Now, even though each character is a death-row convict that has been condemned to death for doing unpleasant things to people, this isn’t a reason for them to not develop. You would think that being put in a situation where you have to fight to the death would change people. If the movie is to be believed, it doesn’t. That’s weird, as even though Jack Conrad is the main character, he actually isn’t in all that many scenes. The other characters unleashed on the island each actually gets about the same amount of screen time as Conrad, even though he is the only character you feel any sympathy for. As expected, he shouldn’t have been on death row in the first place, has kids and a wife at home, and is actually an all around good guy. He doesn’t really want to hurt anyone, and in a sense captures the message of the entire film.
One of the subplots that the film throws in the face of its audience is the notion that violence is bad. This is coming from a film whose audience is going to be one that wants to see violence, and a film that has a selling point of being violent. The message of the film is a contradiction to its entire premise, and ends up alienating the people actually watching it. That seems like a bad idea on paper, but the film actually goes through with it, making the final third of the film basically completely fall apart.

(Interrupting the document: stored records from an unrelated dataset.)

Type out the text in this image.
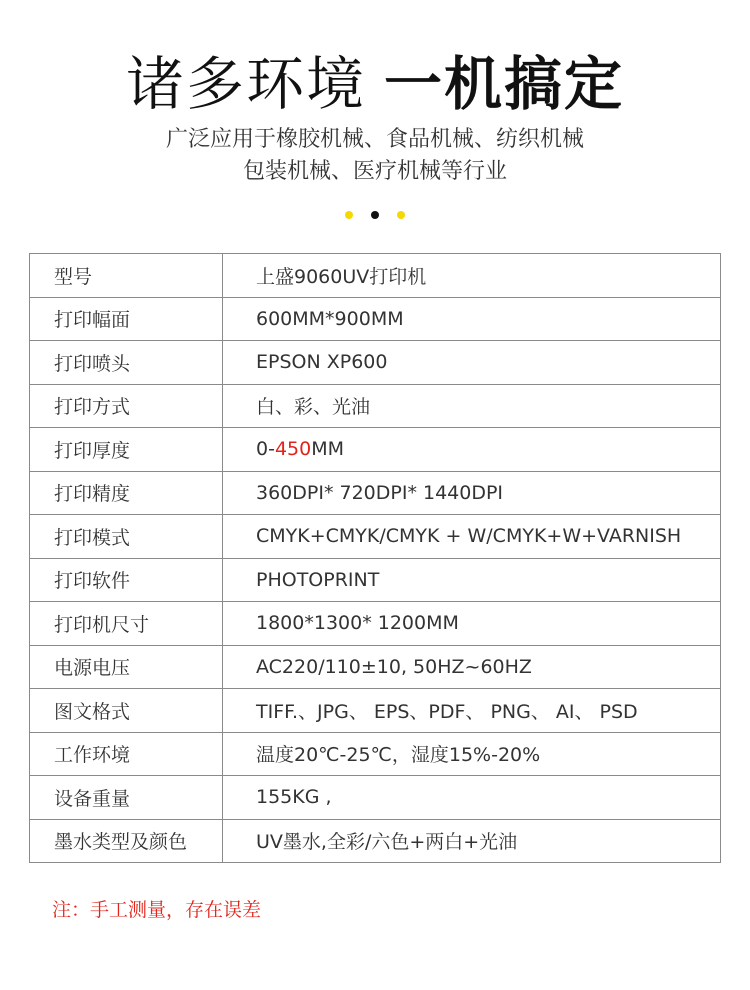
诸多环境 一机搞定
广泛应用于橡胶机械、食品机械、纺织机械
包装机械、医疗机械等行业
型号	上盛9060UV打印机
打印幅面	600MM*900MM
打印喷头	EPSON XP600
打印方式	白、彩、光油
打印厚度	0-450MM
打印精度	360DPI* 720DPI* 1440DPI
打印模式	CMYK+CMYK/CMYK + W/CMYK+W+VARNISH
打印软件	PHOTOPRINT
打印机尺寸	1800*1300* 1200MM
电源电压	AC220/110±10, 50HZ~60HZ
图文格式	TIFF.、JPG、 EPS、PDF、 PNG、 AI、 PSD
工作环境	温度20℃-25℃，湿度15%-20%
设备重量	155KG ,
墨水类型及颜色	UV墨水,全彩/六色+两白+光油
注：手工测量，存在误差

The Condemned is a really odd film. On one hand, it’s a graphic action film about a bunch of people set loose on an island who each have a goal set for them. They must kill everyone else on the island before 30 hours, or they will all be blown up. On the other hand, it’s a film that tries to send a message to its viewers about how the portrayal of violence in the media has gotten out of hand. This ends up harming the film, making the people who watch it feel bad for doing so. This message might have worked if the film had characters that mattered, but none of them do. They are all cliched as could be, and end up being completely forgettable. Not even the action scenes can save the film, as most of them end up being hard to follow with the constant use of shaky cams.